A spokesman for the county said code enforcement will be the primary enforcer of the new guidelines, but law enforcement will back them up. Police officers, the county said, will mostly be patrolling the public spaces that are already closed to make sure people obey the orders.
The county's sheriff's office added that law enforcement officers will still have to have probable cause to stop a vehicle or a person, and the citations and arrests would only apply to the most "egregious violations" that posed an immediate threat to public safety.
"Individuals who would endanger the public with a reckless disregard for the health and safety of others will be prosecuted to the fullest extent of the law," the solicitor's office said in a news release.

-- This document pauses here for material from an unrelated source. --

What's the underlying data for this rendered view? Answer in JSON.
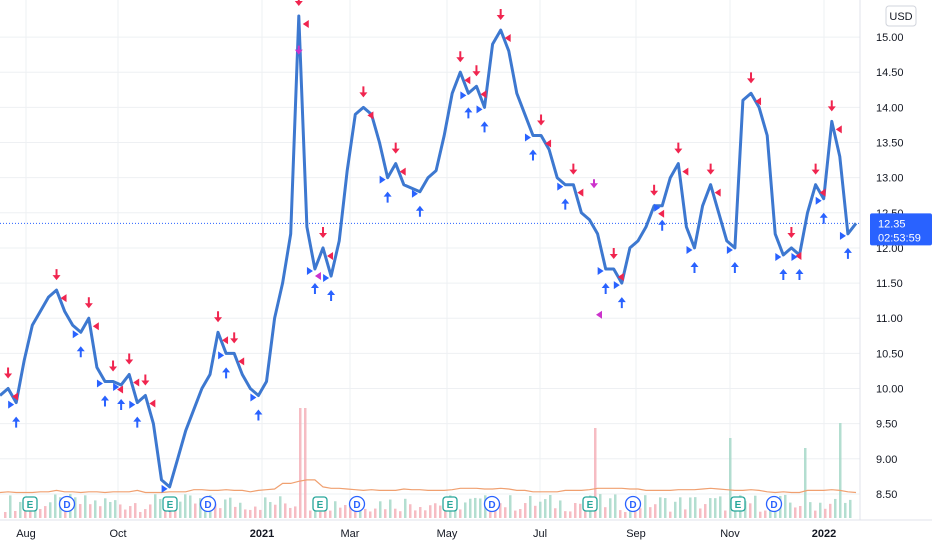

They said they'll, "continue its efforts to ensure that Gwinnett County residents are safe and secure through aggressive and innovative prosecution.
"We understand that these are uncertain and unprecedented times, but by working together and following the recommendation of our local, state, and federal officials, we can overcome this challenge."
The county added that the goal of the announcement is not to be "heavy-handed" with enforcement, rather to emphasize "informing and educating" the public.
"To that end, there are no plans for County Police to stop vehicles to determine why individuals are traveling; quite honestly, we do not have the manpower to do this, and we believe such actions would be counterproductive to our overall efforts," a spokesperson for the county said. "We visualize that few citations will be issued since our objective is to gain compliance with the provisions of the Order, not to punish individuals and businesses.
"As for arrests for non-compliance with this Order," the county added, "the last thing we need to do at this point is to put more individuals into the Detention Center that would increase risks that COVID-19 would be introduced among detainees and Sheriff’s staff."
As of Tuesday at Noon, the Georgia Department of Public Health said there were 233 positive COVID-19 cases in the county.
Editor's Note: This story has been updated to add in clarifications on enforcement of the order from county officials.